Les notables hochaient la tête.

— La ville ne te vaut rien, disait le maître d’école. Tu es un enfant de la brousse : hâte-toi de revenir vers la brousse. Ne laisse point les femmes de la ville te voler ton cœur. Il y a des années, mon fils est parti comme toi et je ne l’ai jamais revu. Des sampaniers m’ont dit qu’une fille lui avait jeté un sort, qu’il s’était enfui avec elle. Le maître d’école de Baria l’a vu, creusant un fossé, dans une rue de Saïgon, sous le rotin des miliciens et des gardes-chiourme. Il est mort, peut-être, maintenant… Prends garde, toi aussi ; méfie-toi des sortilèges. Veille sur ton cœur !

Tous partaient enfin. Hiên le Maboul restait seul sur le lit de camp, la nuque appuyée à l’étroit oreiller de paille. La forêt proche et la mer proche lui parlaient avec le vent qui faisait danser les images saintes sur les panneaux de papier rouge. L’oubli venait à lui avec l’air froid, qui soufflait entre les planches disjointes : il se crut guéri et fort.

— Je reviendrai vers vous, promettait-il au ressac, aux ramures bruissantes, aux chouettes hululantes. Dans quelques mois, je serai libre, et, durant ces quelques mois, votre souvenir et l’Aïeul me sauveront de la folie. Vous me reverrez joyeux et le cœur en paix. Je serai le bûcheron qui erre au petit jour dans les sentiers brumeux, qui aspire de ses poumons rajeunis le parfum des feuilles humides. Je serai le pêcheur campé sur le rouf des jonques décorées d’yeux sanglants, le pilote qui pèse sur le cordage de rotin tressé et manie du talon la barre du gouvernail taillé en forme de lyre. Je serai votre enfant à toutes deux, votre enfant insouciant et ignorant des choses humaines…

Il rejetait la couverture crasseuse, se dressait sur la natte où couraient les cancrelats affairés et cuirassés d’acier bruni, décrochait la hachette à tranchant étroit et rouillé, frottait de la paume la poignée poussiéreuse. Il tirait d’un coffre en bois de camphrier ses vieilles hardes déchirées et rapiécées qui fleuraient le bétel et la bruyère. La vase des palétuviers étoilait l’étoffe rougeâtre de larges taches noires ; les algues sèches la verdissaient ; la sève des gommiers lustrait les manches que les palmiers d’eau avaient griffées. Au fond de la caisse, dormait le vieux chapeau conique en feuilles de latanier, délavé par la rosée et les pluies, crevé par les branches basses.

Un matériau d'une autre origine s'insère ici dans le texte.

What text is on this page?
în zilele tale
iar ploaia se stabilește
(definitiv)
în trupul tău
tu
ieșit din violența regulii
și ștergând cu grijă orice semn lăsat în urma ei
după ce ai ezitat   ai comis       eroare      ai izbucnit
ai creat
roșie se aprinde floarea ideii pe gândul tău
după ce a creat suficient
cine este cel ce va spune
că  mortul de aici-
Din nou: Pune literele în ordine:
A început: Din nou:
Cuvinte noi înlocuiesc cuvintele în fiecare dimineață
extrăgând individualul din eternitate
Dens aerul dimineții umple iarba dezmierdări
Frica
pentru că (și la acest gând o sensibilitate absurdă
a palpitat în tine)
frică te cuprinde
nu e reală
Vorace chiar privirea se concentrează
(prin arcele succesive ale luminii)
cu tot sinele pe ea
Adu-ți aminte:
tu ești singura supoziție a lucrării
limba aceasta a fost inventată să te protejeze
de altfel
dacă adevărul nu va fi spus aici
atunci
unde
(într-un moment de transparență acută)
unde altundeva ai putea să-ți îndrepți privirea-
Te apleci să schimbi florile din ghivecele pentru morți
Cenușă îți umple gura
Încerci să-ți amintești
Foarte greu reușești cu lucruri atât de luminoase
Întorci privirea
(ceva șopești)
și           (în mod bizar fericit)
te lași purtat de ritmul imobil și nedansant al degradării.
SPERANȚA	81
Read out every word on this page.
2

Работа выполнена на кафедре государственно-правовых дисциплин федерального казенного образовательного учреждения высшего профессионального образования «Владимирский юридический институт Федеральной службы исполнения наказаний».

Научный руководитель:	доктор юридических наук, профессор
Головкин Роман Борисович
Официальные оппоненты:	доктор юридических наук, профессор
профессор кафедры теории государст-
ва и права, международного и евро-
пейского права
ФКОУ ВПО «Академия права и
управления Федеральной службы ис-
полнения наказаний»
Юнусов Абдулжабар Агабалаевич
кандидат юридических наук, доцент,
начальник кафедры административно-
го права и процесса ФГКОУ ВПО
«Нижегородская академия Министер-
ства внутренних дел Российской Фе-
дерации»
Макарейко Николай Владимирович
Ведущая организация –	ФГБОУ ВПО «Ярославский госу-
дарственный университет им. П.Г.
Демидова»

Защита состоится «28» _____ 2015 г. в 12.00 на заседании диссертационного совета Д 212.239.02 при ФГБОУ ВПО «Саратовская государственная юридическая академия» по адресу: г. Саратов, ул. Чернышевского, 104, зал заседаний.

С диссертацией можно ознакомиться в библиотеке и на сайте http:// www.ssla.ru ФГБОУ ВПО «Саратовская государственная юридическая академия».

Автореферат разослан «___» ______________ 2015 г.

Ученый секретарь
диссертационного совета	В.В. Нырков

Mais tandis que Hiên le Maboul, incliné vers le coffre en bois de camphrier, remuait les reliques et les senteurs de son passé et se persuadait de sa guérison, le souvenir de Maÿ revint à lui : Hiên lâcha le couvercle, qui se referma sur les guenilles affaissées et mortes, et serra les poings. Il vit la fillette, nue et rieuse, étendue, la hanche en l’air, à côté de l’ennemi… La vision s’envolait aussitôt, brève comme un éclair et, comme un éclair, aveuglante. Mais, dans le cerveau du malheureux, dans ses tempes, dans ses oreilles, le sang bourdonna. Il connut qu’il n’était point guéri et s’abattit sur sa natte en geignant. Vainement l’appelèrent le vent, la houle, les arbres désespérés.

A l’aube, il retourna vers la ville.

XX

— Guéris-moi, vieille mère ! gémit Hiên le Maboul.